# Harry's chicken livers with garlic & chilli



## Harry Cobean (Aug 16, 2012)

a quick,tasty,nutritious meal that won't break the bank either....over here fresh chicken livers are just over £1 per pound.i cook the livers etc in my wok as high heat/fast cooking is essential to keep the livers tender & juicy imo.i like my chicken livers,like calves liver,cooked pink/medium inside.i also use thawed frozen livers and whilst the flavour is excellent they tend to be smaller than fresh & the texture isn't quite as good imo.
THE INGREDIENTS FOR TWO:
a)1lb(400-450grms) fresh chicken livers
b)garlic to taste,i used a single clove per head variety.any will do
c)shallots or sweet onion
d)chilli of dried chilli flakes to taste
e)smoked bacon cut into lardons,rind removed
f)evoo
g)2 or 3 glugs balsamic vinegar
h)small glass dry white wine
i)ground black pepper...percy pepper & lolita liver are in love & plan to have a family!!
j)maybe salt,but depends on bacon
THE METHOD:
1)pick over/trim the livers to remove any white bits/little veins etc.rinse & dry well
2)slice the shallots/garlic/chilli finely...i used my mandolin.or use chilli flakes
3)fry bacon lardons in a little evoo over a med heat to draw the fat & colour slightly
4)add garlic,chilli & shallots & cook for 2 or 3 mins
5)wack up the heat & add the livers/black pepper
6)stir fry to seal livers & cook til nearly at desired "doneness" hard to give timings as depends on how you like your livers & size of livers
7)add balsamico & turn to coat livers etc
8)add wine & boil hard to reduce
9)taste & add salt if required
10)the livers should be coated with a dark/sticky sauce,if you like more sauce add a touch more wine/balsamico mix....your choice
i like it with orzo pasta.i like to add a pinch of saffron to the boiling water for colour contrast/taste.if you haven't got saffron add turmeric...the flavour works with the liver.i added too little saffron to the water so added turmeric too.the combined flavours worked!!also delicious with rice,mashed spuds,chips(fries) or on toast.
also works well with calves,lamb & pigs liver etc cut into strips.
ENJOY!!


----------



## Morocco (Aug 16, 2012)

i like it


----------



## Hoot (Aug 16, 2012)

Looks mighty good, Harry! I love me some chicken livers!


----------



## CWS4322 (Aug 17, 2012)

I used to make chicken liver in a similar way--only I used brandy (cognac when I could afford it).


----------



## taxlady (Aug 17, 2012)

Looks good Harry. You're lucky that chicken livers are still a bargain.
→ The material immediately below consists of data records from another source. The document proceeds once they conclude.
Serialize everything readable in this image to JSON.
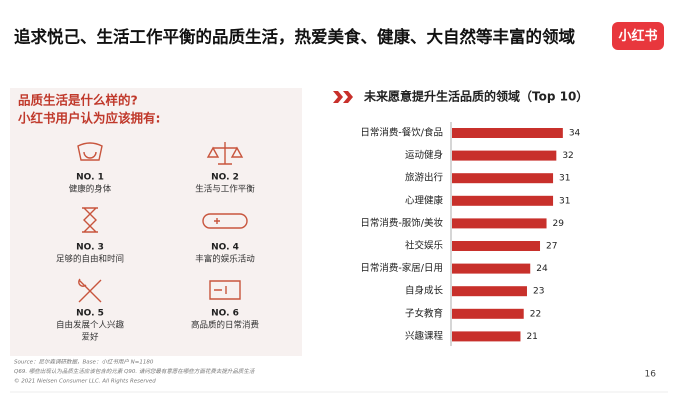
{
  "header": {
    "title": "追求悦己、生活工作平衡的品质生活，热爱美食、健康、大自然等丰富的领域",
    "logo": "小红书"
  },
  "panel": {
    "heading": [
      "品质生活是什么样的?",
      "小红书用户认为应该拥有:"
    ],
    "items": [
      {
        "no": "NO. 1",
        "lines": [
          "健康的身体"
        ]
      },
      {
        "no": "NO. 2",
        "lines": [
          "生活与工作平衡"
        ]
      },
      {
        "no": "NO. 3",
        "lines": [
          "足够的自由和时间"
        ]
      },
      {
        "no": "NO. 4",
        "lines": [
          "丰富的娱乐活动"
        ]
      },
      {
        "no": "NO. 5",
        "lines": [
          "自由发展个人兴趣",
          "爱好"
        ]
      },
      {
        "no": "NO. 6",
        "lines": [
          "高品质的日常消费"
        ]
      }
    ]
  },
  "chart_data": {
    "type": "bar",
    "orientation": "horizontal",
    "title": "未来愿意提升生活品质的领域（Top 10）",
    "categories": [
      "日常消费-餐饮/食品",
      "运动健身",
      "旅游出行",
      "心理健康",
      "日常消费-服饰/美妆",
      "社交娱乐",
      "日常消费-家居/日用",
      "自身成长",
      "子女教育",
      "兴趣课程"
    ],
    "values": [
      34,
      32,
      31,
      31,
      29,
      27,
      24,
      23,
      22,
      21
    ],
    "color": "#c8302b"
  },
  "footer": {
    "notes": [
      "Source：尼尔森调研数据，Base：小红书用户 N=1180",
      "Q69. 哪些出现认为品质生活应该包含的元素 Q90. 请问您最有意愿在哪些方面花费去提升品质生活",
      "© 2021 Nielsen Consumer LLC. All Rights Reserved"
    ],
    "page": "16"
  }
}
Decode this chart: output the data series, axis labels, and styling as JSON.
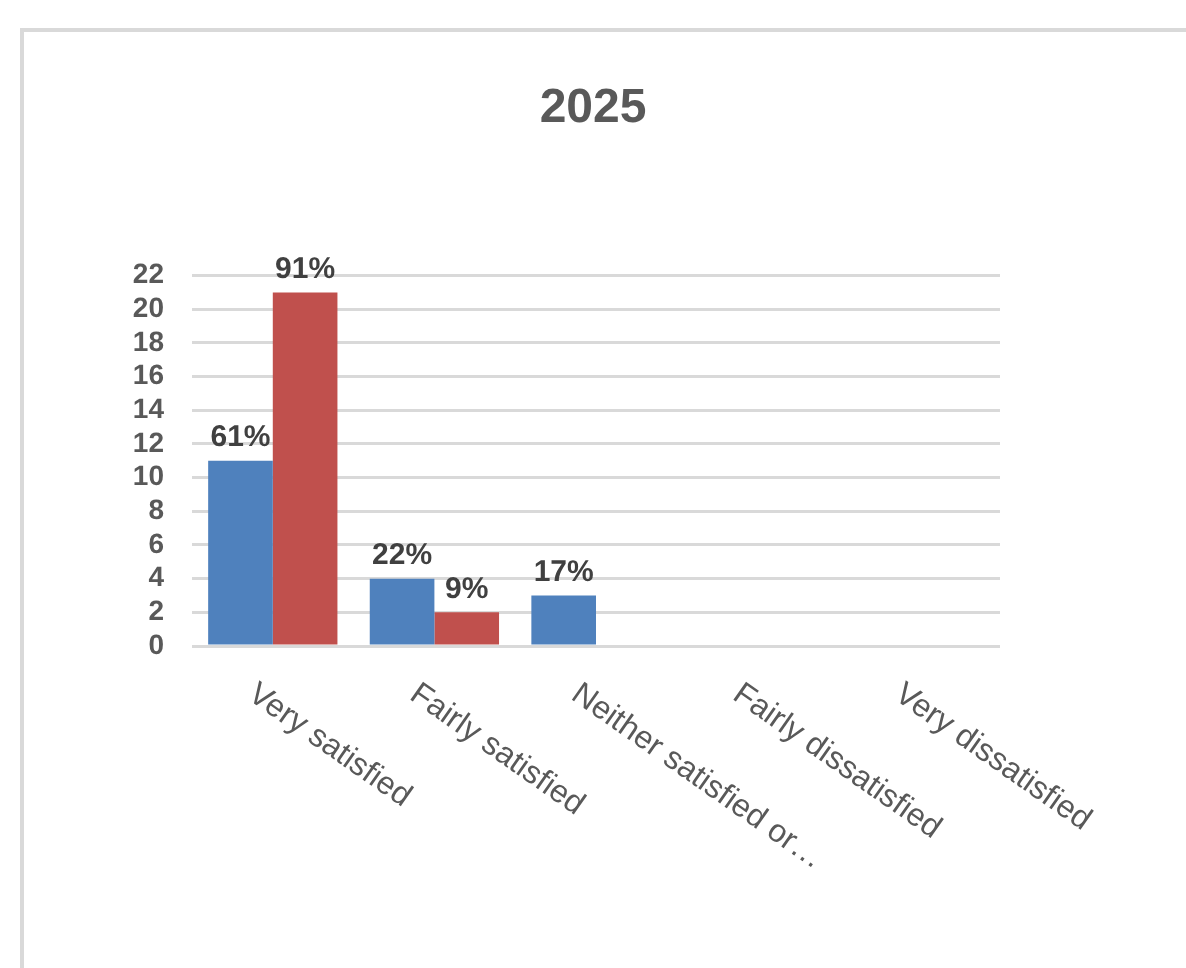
{
  "chart_data": {
    "type": "bar",
    "title": "2025",
    "categories": [
      "Very satisfied",
      "Fairly satisfied",
      "Neither satisfied or…",
      "Fairly dissatisfied",
      "Very dissatisfied"
    ],
    "series": [
      {
        "color": "#4f81bd",
        "values": [
          11,
          4,
          3,
          null,
          null
        ]
      },
      {
        "color": "#c0504d",
        "values": [
          21,
          2,
          null,
          null,
          null
        ]
      }
    ],
    "annotations": [
      {
        "text": "61%",
        "x": "Very satisfied",
        "y": 11
      },
      {
        "text": "91%",
        "y": 21
      },
      {
        "text": "22%",
        "x": "Fairly satisfied",
        "y": 4
      },
      {
        "text": "9%",
        "y": 2
      },
      {
        "text": "17%",
        "x": "Neither satisfied or…",
        "y": 3
      }
    ],
    "ylim": [
      0,
      22
    ],
    "yticks": [
      0,
      2,
      4,
      6,
      8,
      10,
      12,
      14,
      16,
      18,
      20,
      22
    ],
    "grid": "y",
    "legend": false
  }
}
Around here the price has gone the same way as the price of chicken wings - about the same as boneless chicken breast.


----------



## luckytrim (Aug 17, 2012)

Looks Great, Harry !

still getting livers, hearts and gizzards for about three bucks a pound at the local Amish market..................


----------



## Harry Cobean (Aug 18, 2012)

Hoot said:


> Looks mighty good, Harry! I love me some chicken livers!





CWS4322 said:


> I used to make chicken liver in a similar way--only I used brandy (cognac when I could afford it).





taxlady said:


> Looks good Harry. You're lucky that chicken livers are still a bargain. Around here the price has gone the same way as the price of chicken wings - about the same as boneless chicken breast.


thanks all.once my "wing" is out of the sling and it's working properly again i'll be back to doin' some cooking!still it's a good excuse to have food de-livered and me mates have made up a rota to take me out to dinner.....hope they don't mind a cloud of flies following me around 'cos i'm not allowed to take a shower until the stitches have disolved/been checked on tuesday!good excuse to get greg off me case about caps shift too...it's me left wing!!!!


----------



## Harry Cobean (Aug 18, 2012)

luckytrim said:


> Looks Great, Harry !
> 
> still getting livers, hearts and gizzards for about three bucks a pound at the local Amish market..................


gizzards lucky t.....love 'em,particularly turkey...bolas and i get them on line, delivered...no pun intended...umm....well...maybe...by a turkey farm in pembrokeshire,turkey necks too....they are the best!!


----------



## Kylie1969 (Aug 18, 2012)

LT, great job!



luckytrim said:


> Looks Great, Harry !
> 
> still getting livers, hearts and gizzards for about three bucks a pound at the local Amish market..................


----------